Fig.3 Experimental setup for the generation and characterization of time-bin entangled quantum frequency comb. Double-pulses are generated by means of an unbalanced interferometer, and are then used to excite the microring resonator for photon pair generation, emitting a time-bin entangled frequency comb. Another set of interferometers is then used for state characterization [22] |
Fig.4 Two-photon quantum interference (a) and quantum state ((b) ideal and (c) measured) tomography. By changing the phases of the characterization interferometers, two-photon quantum interference and quantum state tomography can be performed. The quantum interference has a visibility exceeding the limit for a Bell inequality violation, and the tomography confirms that a state close to the maximally entangled ideal Bell state is generated [22] |
On-chip comb of high-dimensional entangled photon states
From a different point of view, photon pairs (signal and idler) can be generated in a quantum superposition of many frequency modes [27]. This was achieved by injecting a nonlinear resonator with a spectrally-filtered mode-locked laser to excite a single resonance of the microring at ~1550 nm wavelength, in turn producing pairs of correlated signal and idler photons spectrally-symmetric to the excitation field covering multiple resonances, see Fig. 6. Considering the quantum nature of this process, the individual photons were intrinsically generated in a superposition of multiple frequency modes [27]. Due to the energy conservation of SFWM, this approach leads to the realization of a two-photon high-dimensional frequency-entangled state. To characterize the high-dimensional states, a novel manipulation scheme was developed, which is capable to perform basic gate operations for coherent state control. The quantum gate was realized using a configuration composed of two programmable filters and one electro-optic phase modulator, as schematized in Fig. 6 and explained in more detail in Fig. 7. The first programmable filter was used to impose an arbitrary spectral amplitude and phase mask on the high-dimensional state, see Fig. 7(b). The manipulated state was then sent to an electro-optic phase modulator, which was driven by a radio frequency (RF) synthesizer. The imposed optical phase modulation generated coherent sidebands from the input frequency modes. When the sideband frequency shift was chosen to match the spectral mode separation of the quantum state, i.e., the ring’s free spectral range (FSR), these input frequency modes were coherently mixed. Then, a second programmable filter (Fig. 7(d)) was used to select different, individual frequency components of the manipulated state through the application of a second amplitude mask. Finally, each of the two photons was routed to a separate single photon detector for coincidence detection. High-visibility measured quantum interference and state tomography (Fig. 8) confirmed the first generation of high-dimensional entangled states on a photonic chip.

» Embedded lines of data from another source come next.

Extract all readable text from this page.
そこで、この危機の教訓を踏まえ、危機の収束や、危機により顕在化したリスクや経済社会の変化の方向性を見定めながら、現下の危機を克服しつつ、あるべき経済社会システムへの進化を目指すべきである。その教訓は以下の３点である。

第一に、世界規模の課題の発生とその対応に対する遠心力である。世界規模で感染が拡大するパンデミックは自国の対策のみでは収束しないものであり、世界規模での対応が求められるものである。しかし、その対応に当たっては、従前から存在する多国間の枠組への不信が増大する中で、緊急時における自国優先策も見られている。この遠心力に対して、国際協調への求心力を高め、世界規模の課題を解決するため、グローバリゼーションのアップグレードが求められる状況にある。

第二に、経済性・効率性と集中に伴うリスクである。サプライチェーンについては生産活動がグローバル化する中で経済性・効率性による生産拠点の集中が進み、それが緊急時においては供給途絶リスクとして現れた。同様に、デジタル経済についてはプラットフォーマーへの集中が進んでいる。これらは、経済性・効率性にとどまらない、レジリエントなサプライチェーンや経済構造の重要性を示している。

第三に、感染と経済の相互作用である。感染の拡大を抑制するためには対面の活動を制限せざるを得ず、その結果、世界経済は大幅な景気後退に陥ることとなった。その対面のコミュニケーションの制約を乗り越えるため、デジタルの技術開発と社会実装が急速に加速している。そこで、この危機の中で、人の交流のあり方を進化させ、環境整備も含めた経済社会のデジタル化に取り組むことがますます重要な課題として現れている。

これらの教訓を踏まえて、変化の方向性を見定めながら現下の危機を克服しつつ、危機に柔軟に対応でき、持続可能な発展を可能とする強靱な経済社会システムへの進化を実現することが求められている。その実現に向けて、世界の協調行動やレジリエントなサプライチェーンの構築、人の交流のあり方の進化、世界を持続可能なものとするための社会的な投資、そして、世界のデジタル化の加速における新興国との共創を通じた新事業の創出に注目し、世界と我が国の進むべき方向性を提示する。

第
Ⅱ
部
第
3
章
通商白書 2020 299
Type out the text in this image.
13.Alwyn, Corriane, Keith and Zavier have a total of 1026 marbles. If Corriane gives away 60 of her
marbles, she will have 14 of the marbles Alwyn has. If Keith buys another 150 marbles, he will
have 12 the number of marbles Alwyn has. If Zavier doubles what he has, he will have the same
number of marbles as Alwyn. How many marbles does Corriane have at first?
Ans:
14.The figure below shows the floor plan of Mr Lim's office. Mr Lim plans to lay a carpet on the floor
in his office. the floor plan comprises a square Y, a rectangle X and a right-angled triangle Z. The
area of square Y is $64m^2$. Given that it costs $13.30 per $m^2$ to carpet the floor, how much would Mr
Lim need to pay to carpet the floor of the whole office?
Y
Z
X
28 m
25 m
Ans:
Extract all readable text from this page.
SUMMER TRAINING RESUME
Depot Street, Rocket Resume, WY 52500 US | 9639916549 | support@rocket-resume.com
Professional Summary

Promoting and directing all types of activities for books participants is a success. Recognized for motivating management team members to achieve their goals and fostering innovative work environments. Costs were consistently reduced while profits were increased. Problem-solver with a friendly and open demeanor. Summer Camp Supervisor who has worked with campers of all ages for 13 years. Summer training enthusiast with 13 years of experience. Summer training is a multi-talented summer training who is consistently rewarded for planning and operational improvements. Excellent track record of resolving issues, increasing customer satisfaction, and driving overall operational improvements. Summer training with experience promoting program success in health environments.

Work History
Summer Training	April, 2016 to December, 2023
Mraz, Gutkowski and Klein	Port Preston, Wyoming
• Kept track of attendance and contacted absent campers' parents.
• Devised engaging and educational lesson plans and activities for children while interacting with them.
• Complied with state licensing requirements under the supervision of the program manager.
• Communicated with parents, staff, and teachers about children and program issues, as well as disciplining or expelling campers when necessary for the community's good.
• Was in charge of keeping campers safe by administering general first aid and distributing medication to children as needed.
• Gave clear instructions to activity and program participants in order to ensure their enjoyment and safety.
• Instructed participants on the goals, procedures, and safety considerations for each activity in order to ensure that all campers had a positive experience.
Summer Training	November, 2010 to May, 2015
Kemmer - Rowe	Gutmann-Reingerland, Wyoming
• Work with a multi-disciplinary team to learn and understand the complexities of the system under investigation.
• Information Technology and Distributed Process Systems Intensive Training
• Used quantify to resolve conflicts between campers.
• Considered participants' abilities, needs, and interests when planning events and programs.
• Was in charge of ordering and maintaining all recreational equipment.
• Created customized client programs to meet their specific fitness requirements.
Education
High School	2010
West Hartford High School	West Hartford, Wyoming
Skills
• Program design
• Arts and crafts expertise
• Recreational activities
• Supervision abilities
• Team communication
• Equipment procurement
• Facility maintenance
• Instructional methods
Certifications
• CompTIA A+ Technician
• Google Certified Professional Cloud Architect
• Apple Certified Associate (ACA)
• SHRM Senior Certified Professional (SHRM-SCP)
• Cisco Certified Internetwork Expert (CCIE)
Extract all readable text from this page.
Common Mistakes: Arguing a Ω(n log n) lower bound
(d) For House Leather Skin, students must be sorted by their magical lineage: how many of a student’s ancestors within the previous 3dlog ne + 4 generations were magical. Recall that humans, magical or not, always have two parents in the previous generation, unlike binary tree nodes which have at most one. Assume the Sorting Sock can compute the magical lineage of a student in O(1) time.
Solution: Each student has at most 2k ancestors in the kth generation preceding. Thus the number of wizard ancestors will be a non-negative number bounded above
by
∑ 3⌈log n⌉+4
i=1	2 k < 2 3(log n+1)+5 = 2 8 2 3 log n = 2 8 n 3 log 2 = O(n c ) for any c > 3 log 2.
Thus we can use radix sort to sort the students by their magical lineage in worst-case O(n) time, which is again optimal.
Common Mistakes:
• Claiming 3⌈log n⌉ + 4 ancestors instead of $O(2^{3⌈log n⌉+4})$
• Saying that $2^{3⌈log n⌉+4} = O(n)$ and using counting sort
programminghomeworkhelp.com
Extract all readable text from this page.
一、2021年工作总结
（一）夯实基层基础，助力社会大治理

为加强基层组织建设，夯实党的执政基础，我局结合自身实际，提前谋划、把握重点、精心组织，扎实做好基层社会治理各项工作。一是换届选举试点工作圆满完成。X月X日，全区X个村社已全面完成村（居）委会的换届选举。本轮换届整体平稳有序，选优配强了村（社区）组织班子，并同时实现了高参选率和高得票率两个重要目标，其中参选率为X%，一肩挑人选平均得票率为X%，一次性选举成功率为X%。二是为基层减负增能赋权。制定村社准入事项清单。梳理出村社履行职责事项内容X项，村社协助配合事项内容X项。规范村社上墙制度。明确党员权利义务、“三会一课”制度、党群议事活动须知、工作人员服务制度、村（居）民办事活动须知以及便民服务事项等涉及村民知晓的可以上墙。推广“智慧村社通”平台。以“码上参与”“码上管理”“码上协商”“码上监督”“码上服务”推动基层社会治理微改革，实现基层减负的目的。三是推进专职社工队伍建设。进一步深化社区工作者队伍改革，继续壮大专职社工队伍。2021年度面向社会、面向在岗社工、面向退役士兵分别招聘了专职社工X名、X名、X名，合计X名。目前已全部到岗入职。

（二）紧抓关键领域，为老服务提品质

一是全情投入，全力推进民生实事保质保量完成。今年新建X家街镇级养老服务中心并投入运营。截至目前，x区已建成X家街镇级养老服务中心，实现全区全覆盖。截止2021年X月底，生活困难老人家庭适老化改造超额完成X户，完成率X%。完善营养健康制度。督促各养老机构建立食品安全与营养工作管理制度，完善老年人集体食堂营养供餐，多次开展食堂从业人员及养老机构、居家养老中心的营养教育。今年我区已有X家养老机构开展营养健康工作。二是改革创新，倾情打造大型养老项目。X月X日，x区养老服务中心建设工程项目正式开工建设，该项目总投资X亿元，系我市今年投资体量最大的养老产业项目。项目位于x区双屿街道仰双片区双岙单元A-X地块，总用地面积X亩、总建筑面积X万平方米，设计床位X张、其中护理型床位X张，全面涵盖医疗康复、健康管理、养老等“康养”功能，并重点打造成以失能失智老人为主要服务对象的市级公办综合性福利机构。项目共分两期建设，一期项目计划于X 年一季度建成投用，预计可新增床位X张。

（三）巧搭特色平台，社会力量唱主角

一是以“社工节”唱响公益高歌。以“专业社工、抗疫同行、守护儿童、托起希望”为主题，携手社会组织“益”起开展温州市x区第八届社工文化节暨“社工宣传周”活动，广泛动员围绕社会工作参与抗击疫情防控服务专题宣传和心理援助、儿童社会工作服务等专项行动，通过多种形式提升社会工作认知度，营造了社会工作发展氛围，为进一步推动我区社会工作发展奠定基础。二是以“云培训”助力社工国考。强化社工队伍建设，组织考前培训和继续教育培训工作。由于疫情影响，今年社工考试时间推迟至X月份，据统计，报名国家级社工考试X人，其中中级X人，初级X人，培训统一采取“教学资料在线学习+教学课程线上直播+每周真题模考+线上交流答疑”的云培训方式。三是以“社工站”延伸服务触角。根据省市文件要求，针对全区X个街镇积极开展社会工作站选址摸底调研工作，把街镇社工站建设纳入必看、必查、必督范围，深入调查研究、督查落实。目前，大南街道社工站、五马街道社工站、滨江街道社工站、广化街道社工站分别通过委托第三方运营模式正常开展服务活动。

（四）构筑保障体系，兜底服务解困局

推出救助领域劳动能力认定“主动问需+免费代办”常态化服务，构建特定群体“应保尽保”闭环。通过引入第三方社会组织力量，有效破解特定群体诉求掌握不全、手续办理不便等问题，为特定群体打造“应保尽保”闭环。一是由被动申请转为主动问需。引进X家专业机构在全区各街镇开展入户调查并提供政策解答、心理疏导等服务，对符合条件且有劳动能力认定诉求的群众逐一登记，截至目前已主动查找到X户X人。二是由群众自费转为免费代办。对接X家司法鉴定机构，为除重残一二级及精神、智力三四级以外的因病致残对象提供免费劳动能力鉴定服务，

Fig.6 Experimental setup for the generation and characterization of high-dimensional quantum states with on-chip optical frequency combs. The microring resonator is excited with single pulses from a mode-locked laser, generating photon pairs in a superposition of frequency modes. Using a combination of programmable filters and an electro-optic phase modulator, the quantum states can be coherently manipulated and projection measurements can be performed [27] |
Fig.7 Experimental realization of coherent manipulation of high-dimensional frequency-bin entangled quantum states. Individual steps to control, manipulate and characterize the high-dimensional quantum states are displayed. (a) The initial states |Y〉 were generated using the micro- ring resonator (MRR)-based operational principle illustrated in Fig. 1. (b) Using a programmable filter (PF1), any arbitrary spectral phase and amplitude mask can be imposed on the quantum states for manipulation. (c) An electro-optic modulator (Mod) driven by a radio-frequency synthesizer was used to coherently mix different frequency components of the high-dimensional states. (d) A second programmable filter (PF2) can impose an amplitude and phase mask and route the signal and idler to two different paths. (e) The photons were then detected using single photon counters and timing electronics [27] |
Fig.8 Quantum interference and quantum state tomography of high-dimensional entangled photon states. The visibilities of the quantum interference of quDits with (a) D = 2, (b) D = 3 and (c) D = 4, exceed the visibilities required to violate a Bell inequality for D=2, D=3 and D = 4 states. Full quantum state tomography revealed that the experimentally reconstructed density matrix of the entangled quDit states are in very good agreement with the expected maximally entangled states [27] |
Conclusion and outlook
On-chip quantum optical frequency combs have been shown to generate complex entangled optical states, which were not realized by other means, such as on-chip path or polarization entanglement. Considering how successful the quantum frequency comb approach is even in bulk systems (emitting squeezed states), it is conceivable that the potential of on-chip quantum combs is extremely significant, and the here reviewed experiments only represent the first steps [49,]. Furthermore, merging the fields of quantum optical frequency combs with telecommunications signal processing will enable even more functionalities and has the potential to advance the field of quantum optics towards large-scale implementation. Indeed, following our first realizations of multi-photon and high-dimensional entanglement on a chip, several other groups have achieved significant and related breakthroughs. These include the realization of frequency-bin entangled combs with 50 GHz spacing [50], using the same coherent manipulation scheme reviewed here. Reducing the mode spacing is particularly interesting once the spacing reaches frequencies achievable by electronics, which will enable more versatile quantum state control. Indeed, using an extension of the basic manipulation scheme depicted in Figs. 6 and 7, it has been shown that by employing two phase modulators and an additional amplitude/phase filter, more complex quantum gates such as Pauli and Hadamard gates can be implemented in the frequency domain [51,52]. This indicates that the processing of optical quantum information by means of telecommunications infrastructure is a very promising direction. In parallel, significant work has also been dedicated towards further scaling time-bin encoded schemes. In particular, fully integrated interferometers have been realized, which will enable compact state preparation and characterization on a photonic chip.